UAB HPC Options

From Cheaha
Jump to navigation Jump to search


Attention: Research Computing Documentation has Moved
https://docs.rc.uab.edu/


Please use the new documentation url https://docs.rc.uab.edu/ for all Research Computing documentation needs.


As a result of this move, we have deprecated use of this wiki for documentation. We are providing read-only access to the content to facilitate migration of bookmarks and to serve as an historical record. All content updates should be made at the new documentation site. The original wiki will not receive further updates.

Thank you,

The Research Computing Team

The demand for HPC-based research resources at UAB has been growing rapidly for several years.

In response to this growth, UAB IT has made significant investments in shared HPC research facilities on campus in order to grow UAB's capacity for computationally intensive research.

There are several approaches to acquire HPC cycles for your research:

Classic

With the Classic approach, you acquire a cluster that is operated exclusively by you and housed in your own facility. With this approach you bear all costs associated with the operation of the cluster: acquisition, power, cooling, system administration, user support, and maintenance (including upgrades).

This is a traditional approach that has been used for in the past. It can be an attractive option for desk-side clusters but can quickly exceed the capabilities of your local infrastructure (power, cooling, and support) as demand grows.

Co-Lo Basic

With the Co-Lo Basic approach, you acquire a cluster that is operated exclusively by you but co-located in a shared computing facility. With this approach you bear most costs associated with the operation of the cluster (as above) except that power, cooling, and other facility costs are incorporated into a co-location subscription fee.

This approach helps control facilities costs by contributing to the operation of an established, shared computing facility.

Co-Lo Plus

With the Co-Lo Plus approach, you acquire a cluster and co-locate it in a shared facility, similar to Co-Lo Basic, but this approach allows you to take advantage of existing system administration and user support infrastructure. Your cluster will have a base software profile provided and maintained by staff system administrators. Software packages specific to your research can be maintained as part of the base profile, but any licensing costs will be covered by you. The co-location subscription fee for this approach includes additional charges for enhanced services.

This approach helps control many of the operating costs associated with a cluster. Your users will also benefit from established documentation for the base software profile and knowledge sharing in the community support forums.

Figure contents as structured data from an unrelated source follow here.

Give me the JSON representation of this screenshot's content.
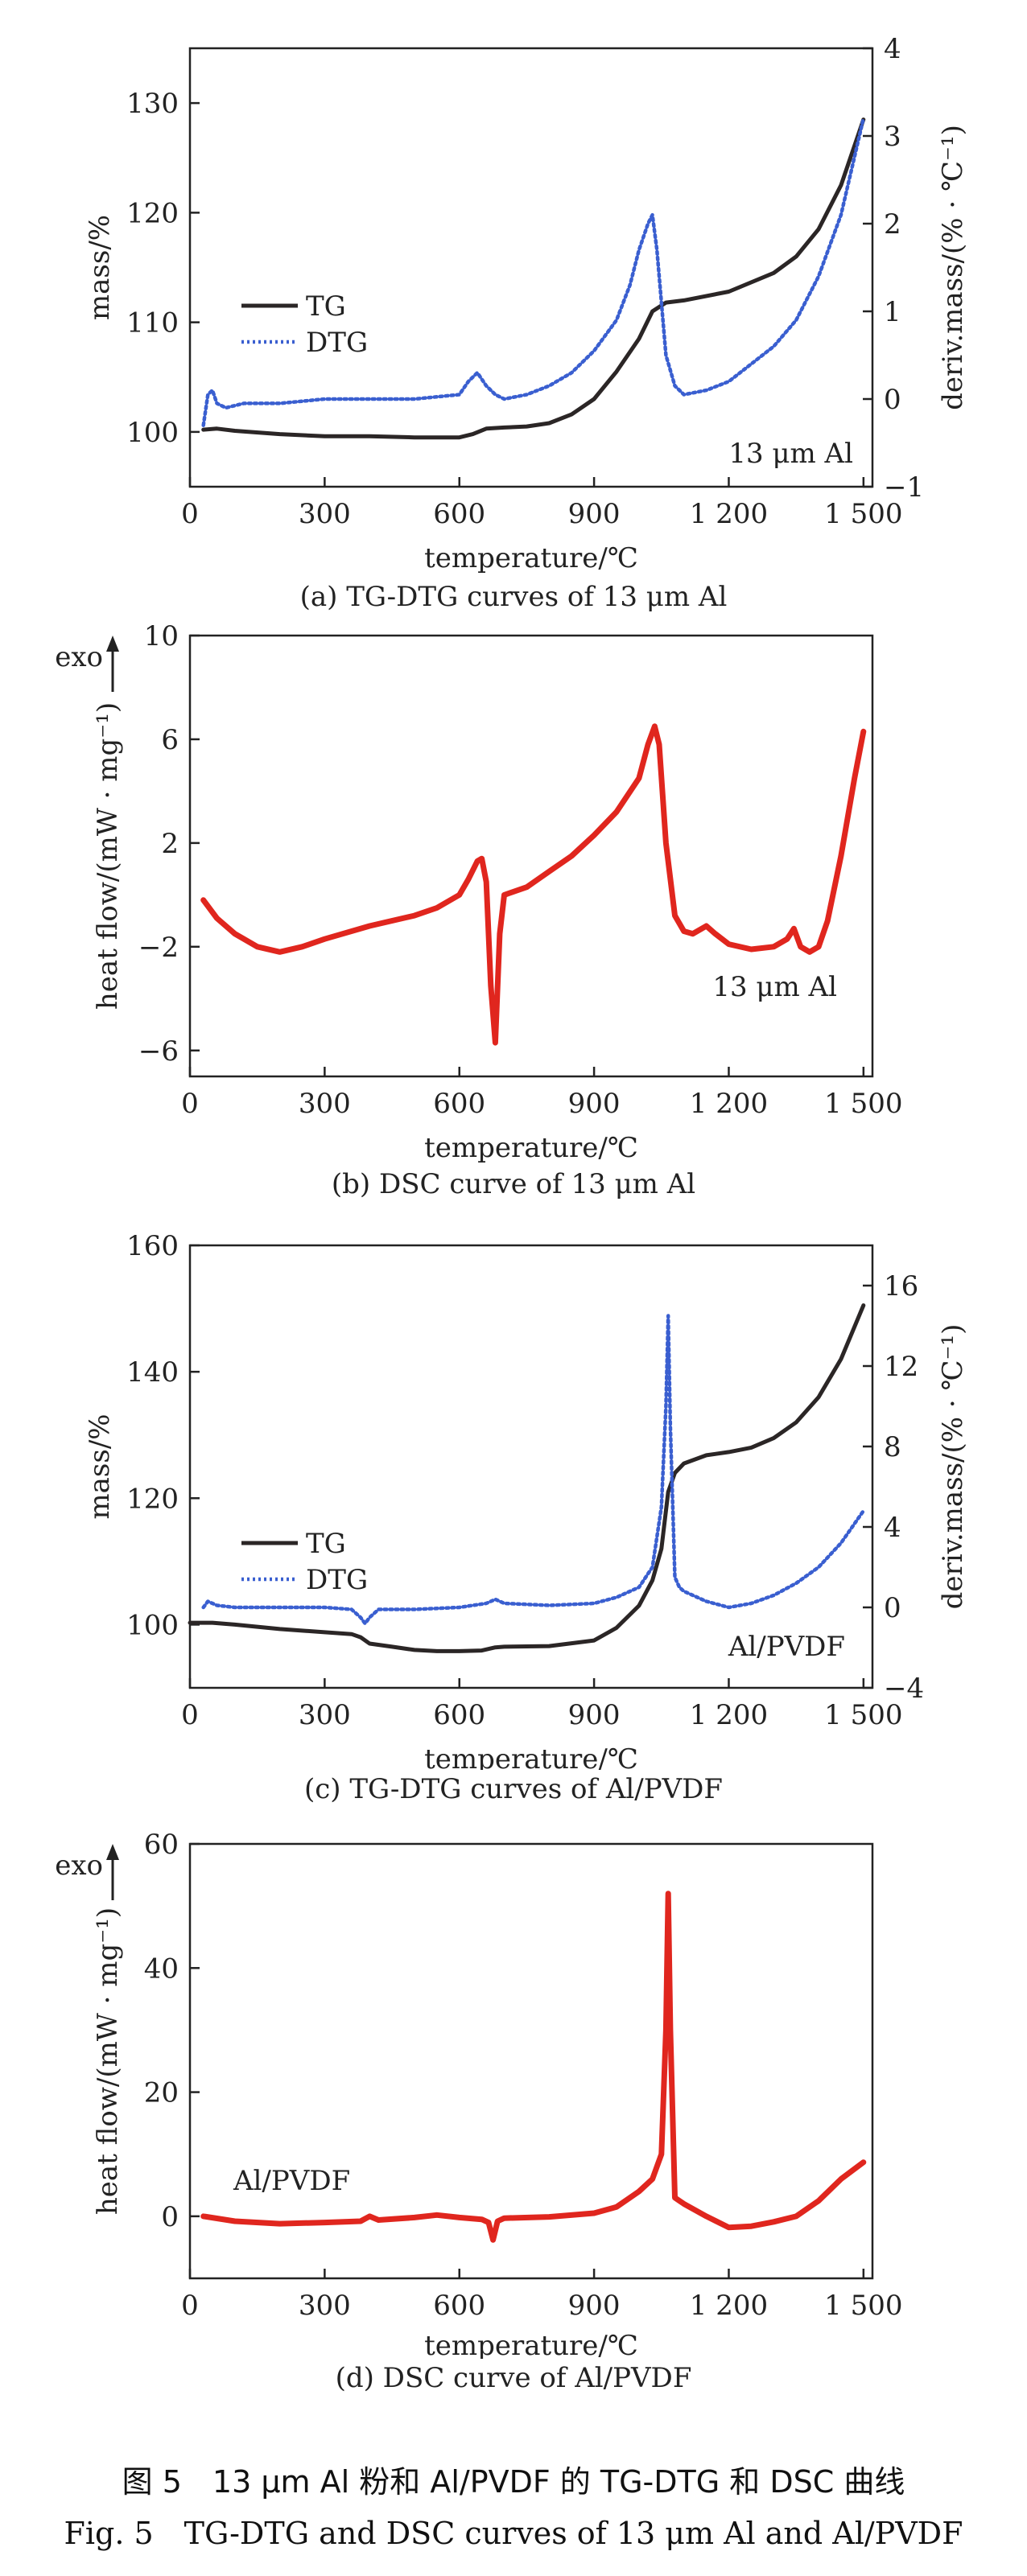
{
  "colors": {
    "tg": "#2b2626",
    "dtg": "#3a5fd0",
    "dsc": "#e0261e",
    "axis": "#222222"
  },
  "chart_data": [
    {
      "id": "a",
      "type": "line",
      "caption": "(a) TG-DTG curves of 13 μm Al",
      "xlabel": "temperature/℃",
      "ylabel": "mass/%",
      "y2label": "deriv.mass/(% · ℃⁻¹)",
      "annotation": "13 μm Al",
      "xlim": [
        0,
        1520
      ],
      "ylim": [
        95,
        135
      ],
      "y2lim": [
        -1,
        4
      ],
      "xticks": [
        0,
        300,
        600,
        900,
        1200,
        1500
      ],
      "xtick_labels": [
        "0",
        "300",
        "600",
        "900",
        "1 200",
        "1 500"
      ],
      "yticks": [
        100,
        110,
        120,
        130
      ],
      "ytick_labels": [
        "100",
        "110",
        "120",
        "130"
      ],
      "y2ticks": [
        -1,
        0,
        1,
        2,
        3,
        4
      ],
      "y2tick_labels": [
        "−1",
        "0",
        "1",
        "2",
        "3",
        "4"
      ],
      "legend": [
        "TG",
        "DTG"
      ],
      "series": [
        {
          "name": "TG",
          "axis": "left",
          "style": "solid",
          "x": [
            30,
            60,
            100,
            200,
            300,
            400,
            500,
            600,
            630,
            660,
            700,
            750,
            800,
            850,
            900,
            950,
            1000,
            1030,
            1060,
            1100,
            1200,
            1300,
            1350,
            1400,
            1450,
            1500
          ],
          "y": [
            100.2,
            100.3,
            100.1,
            99.8,
            99.6,
            99.6,
            99.5,
            99.5,
            99.8,
            100.3,
            100.4,
            100.5,
            100.8,
            101.6,
            103.0,
            105.5,
            108.5,
            111.0,
            111.8,
            112.0,
            112.8,
            114.5,
            116.0,
            118.5,
            122.5,
            128.5
          ]
        },
        {
          "name": "DTG",
          "axis": "right",
          "style": "dotted",
          "x": [
            30,
            40,
            50,
            60,
            80,
            120,
            200,
            300,
            400,
            500,
            600,
            620,
            640,
            660,
            680,
            700,
            750,
            800,
            850,
            900,
            950,
            980,
            1000,
            1020,
            1030,
            1040,
            1060,
            1080,
            1100,
            1150,
            1200,
            1250,
            1300,
            1350,
            1400,
            1450,
            1500
          ],
          "y": [
            -0.3,
            0.05,
            0.1,
            -0.05,
            -0.1,
            -0.05,
            -0.05,
            0.0,
            0.0,
            0.0,
            0.05,
            0.2,
            0.3,
            0.15,
            0.05,
            0.0,
            0.05,
            0.15,
            0.3,
            0.55,
            0.9,
            1.3,
            1.7,
            2.0,
            2.1,
            1.7,
            0.5,
            0.15,
            0.05,
            0.1,
            0.2,
            0.4,
            0.6,
            0.9,
            1.4,
            2.1,
            3.2
          ]
        }
      ]
    },
    {
      "id": "b",
      "type": "line",
      "caption": "(b) DSC curve of 13 μm Al",
      "xlabel": "temperature/℃",
      "ylabel": "heat flow/(mW · mg⁻¹)",
      "exo_label": "exo",
      "annotation": "13 μm Al",
      "xlim": [
        0,
        1520
      ],
      "ylim": [
        -7,
        10
      ],
      "xticks": [
        0,
        300,
        600,
        900,
        1200,
        1500
      ],
      "xtick_labels": [
        "0",
        "300",
        "600",
        "900",
        "1 200",
        "1 500"
      ],
      "yticks": [
        -6,
        -2,
        2,
        6,
        10
      ],
      "ytick_labels": [
        "−6",
        "−2",
        "2",
        "6",
        "10"
      ],
      "series": [
        {
          "name": "DSC",
          "axis": "left",
          "style": "solid",
          "x": [
            30,
            60,
            100,
            150,
            200,
            250,
            300,
            400,
            500,
            550,
            600,
            620,
            640,
            650,
            660,
            670,
            680,
            690,
            700,
            750,
            800,
            850,
            900,
            950,
            1000,
            1020,
            1035,
            1045,
            1060,
            1080,
            1100,
            1120,
            1150,
            1170,
            1200,
            1250,
            1300,
            1330,
            1345,
            1360,
            1380,
            1400,
            1420,
            1450,
            1480,
            1500
          ],
          "y": [
            -0.2,
            -0.9,
            -1.5,
            -2.0,
            -2.2,
            -2.0,
            -1.7,
            -1.2,
            -0.8,
            -0.5,
            0.0,
            0.6,
            1.3,
            1.4,
            0.5,
            -3.5,
            -5.7,
            -1.5,
            0.0,
            0.3,
            0.9,
            1.5,
            2.3,
            3.2,
            4.5,
            5.8,
            6.5,
            5.8,
            2.0,
            -0.8,
            -1.4,
            -1.5,
            -1.2,
            -1.5,
            -1.9,
            -2.1,
            -2.0,
            -1.7,
            -1.3,
            -2.0,
            -2.2,
            -2.0,
            -1.0,
            1.5,
            4.5,
            6.3
          ]
        }
      ]
    },
    {
      "id": "c",
      "type": "line",
      "caption": "(c) TG-DTG curves of Al/PVDF",
      "xlabel": "temperature/℃",
      "ylabel": "mass/%",
      "y2label": "deriv.mass/(% · ℃⁻¹)",
      "annotation": "Al/PVDF",
      "xlim": [
        0,
        1520
      ],
      "ylim": [
        90,
        160
      ],
      "y2lim": [
        -4,
        18
      ],
      "xticks": [
        0,
        300,
        600,
        900,
        1200,
        1500
      ],
      "xtick_labels": [
        "0",
        "300",
        "600",
        "900",
        "1 200",
        "1 500"
      ],
      "yticks": [
        100,
        120,
        140,
        160
      ],
      "ytick_labels": [
        "100",
        "120",
        "140",
        "160"
      ],
      "y2ticks": [
        -4,
        0,
        4,
        8,
        12,
        16
      ],
      "y2tick_labels": [
        "−4",
        "0",
        "4",
        "8",
        "12",
        "16"
      ],
      "legend": [
        "TG",
        "DTG"
      ],
      "series": [
        {
          "name": "TG",
          "axis": "left",
          "style": "solid",
          "x": [
            0,
            50,
            100,
            200,
            300,
            360,
            380,
            400,
            450,
            500,
            550,
            600,
            650,
            680,
            700,
            800,
            900,
            950,
            1000,
            1030,
            1050,
            1065,
            1080,
            1100,
            1150,
            1200,
            1250,
            1300,
            1350,
            1400,
            1450,
            1500
          ],
          "y": [
            100.3,
            100.3,
            100.0,
            99.3,
            98.8,
            98.5,
            98.0,
            97.0,
            96.5,
            96.0,
            95.8,
            95.8,
            95.9,
            96.4,
            96.5,
            96.6,
            97.5,
            99.5,
            103.0,
            107.0,
            112.0,
            121.0,
            124.0,
            125.5,
            126.8,
            127.3,
            128.0,
            129.5,
            132.0,
            136.0,
            142.0,
            150.5
          ]
        },
        {
          "name": "DTG",
          "axis": "right",
          "style": "dotted",
          "x": [
            30,
            40,
            60,
            100,
            200,
            300,
            360,
            380,
            390,
            400,
            420,
            500,
            600,
            660,
            680,
            700,
            800,
            900,
            950,
            1000,
            1030,
            1050,
            1060,
            1065,
            1070,
            1080,
            1090,
            1100,
            1150,
            1200,
            1250,
            1300,
            1350,
            1400,
            1450,
            1500
          ],
          "y": [
            0.0,
            0.3,
            0.1,
            0.0,
            0.0,
            0.0,
            -0.1,
            -0.5,
            -0.8,
            -0.5,
            -0.1,
            -0.1,
            0.0,
            0.2,
            0.4,
            0.2,
            0.1,
            0.2,
            0.5,
            1.0,
            2.0,
            5.0,
            10.0,
            14.5,
            9.0,
            1.5,
            1.0,
            0.8,
            0.3,
            0.0,
            0.2,
            0.6,
            1.2,
            2.0,
            3.2,
            4.8
          ]
        }
      ]
    },
    {
      "id": "d",
      "type": "line",
      "caption": "(d) DSC curve of Al/PVDF",
      "xlabel": "temperature/℃",
      "ylabel": "heat flow/(mW · mg⁻¹)",
      "exo_label": "exo",
      "annotation": "Al/PVDF",
      "xlim": [
        0,
        1520
      ],
      "ylim": [
        -10,
        60
      ],
      "xticks": [
        0,
        300,
        600,
        900,
        1200,
        1500
      ],
      "xtick_labels": [
        "0",
        "300",
        "600",
        "900",
        "1 200",
        "1 500"
      ],
      "yticks": [
        0,
        20,
        40,
        60
      ],
      "ytick_labels": [
        "0",
        "20",
        "40",
        "60"
      ],
      "series": [
        {
          "name": "DSC",
          "axis": "left",
          "style": "solid",
          "x": [
            30,
            100,
            200,
            300,
            380,
            400,
            420,
            500,
            550,
            600,
            650,
            665,
            675,
            685,
            700,
            800,
            900,
            950,
            980,
            1000,
            1030,
            1050,
            1060,
            1065,
            1070,
            1080,
            1090,
            1100,
            1150,
            1200,
            1250,
            1300,
            1350,
            1400,
            1450,
            1500
          ],
          "y": [
            0.0,
            -0.8,
            -1.2,
            -1.0,
            -0.8,
            0.0,
            -0.6,
            -0.2,
            0.2,
            -0.2,
            -0.5,
            -1.0,
            -3.8,
            -0.8,
            -0.3,
            -0.1,
            0.5,
            1.5,
            3.0,
            4.0,
            6.0,
            10.0,
            30.0,
            52.0,
            30.0,
            3.0,
            2.5,
            2.0,
            0.0,
            -1.8,
            -1.6,
            -0.9,
            0.0,
            2.5,
            6.0,
            8.7
          ]
        }
      ]
    }
  ],
  "figure": {
    "caption_cn": "图 5　13 μm Al 粉和 Al/PVDF 的 TG-DTG 和 DSC 曲线",
    "caption_en": "Fig. 5　TG-DTG and DSC curves of 13 μm Al and Al/PVDF"
  }
}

An important cost consideration, however, is that this cluster is still a dedicated resource owned by you. As such, you will still bear operating costs related to the power and cooling used by the cluster even when the system is idle (not running any jobs) and any hardware maintenance costs.

Condo

With the Condo approach, you do not acquire a cluster per-se, instead you acquire dedicated compute slots on an existing cluster. The dedicated slots are part of an x86-64bit commodity compute cluster environment. All operating costs are covered by UAB's research computing support infrastructure. You pay a fixed cost per dedicated compute slot. When you run a job, you are given dedicated access to the number of compute slots you purchased. When you are not running a job, the compute slots return to the pool of generally available compute cycles.

This is the most cost-effective approach. It enables you to benefit from shared investments in a common compute fabric while retaining access to dedicated compute cycles. This approach has all the support benefits of Co-Lo Plus with the addition of provides access to telephone support

Best Effort

With the Best Effort approach, there are no up-front costs. You do not acquire anything but an authorization to use the shared computing infrastructure available to the UAB community. Your computing cycles will come from shared or excess capacity available from a variety of resources either at UAB or at the Alabama Supercomputing Authority.

This can be a very effective approach for infrequent HPC demand or for exploratory computation runs to gauge requirements prior to perusing one of the other options described above. The down-side of this approach is that compute cycles are scarce during peak-demand periods.

We are considering a "Best Effort Plus" option that would enable you to purchase only the compute power you need for specific job runs. Please contact hpcs@uab.edu if you are interested in such an approach.

A La Carte HPC

With the A La Carte HPC approach, we can work with you to build custom HPC solutions for specific research needs that can leverage a combination of the above approaches or leading edge . Please contact hpcs@uab.edu so that we can explore your needs.

Compute Pools

All of the approaches above can leverage UAB IT's expertise in grid computing to build a combined pool of HPC cycles to harness any combination of these resources. This client-side approach can significantly simplify the development, maintenance, and operation of your research computing work flows. Combined with the best-effort resources of national computing infrastructure, this solution can enable you to solve problems at your preferred scale with reasonable compute times.

The UAB IT shared resource, Cheaha, has a predefined compute pool (see Cheaha#GridWay) that includes all grid-accessible clusters on campus (Cheaha, Olympus, and Everest). This compute pool can be used by any Cheaha.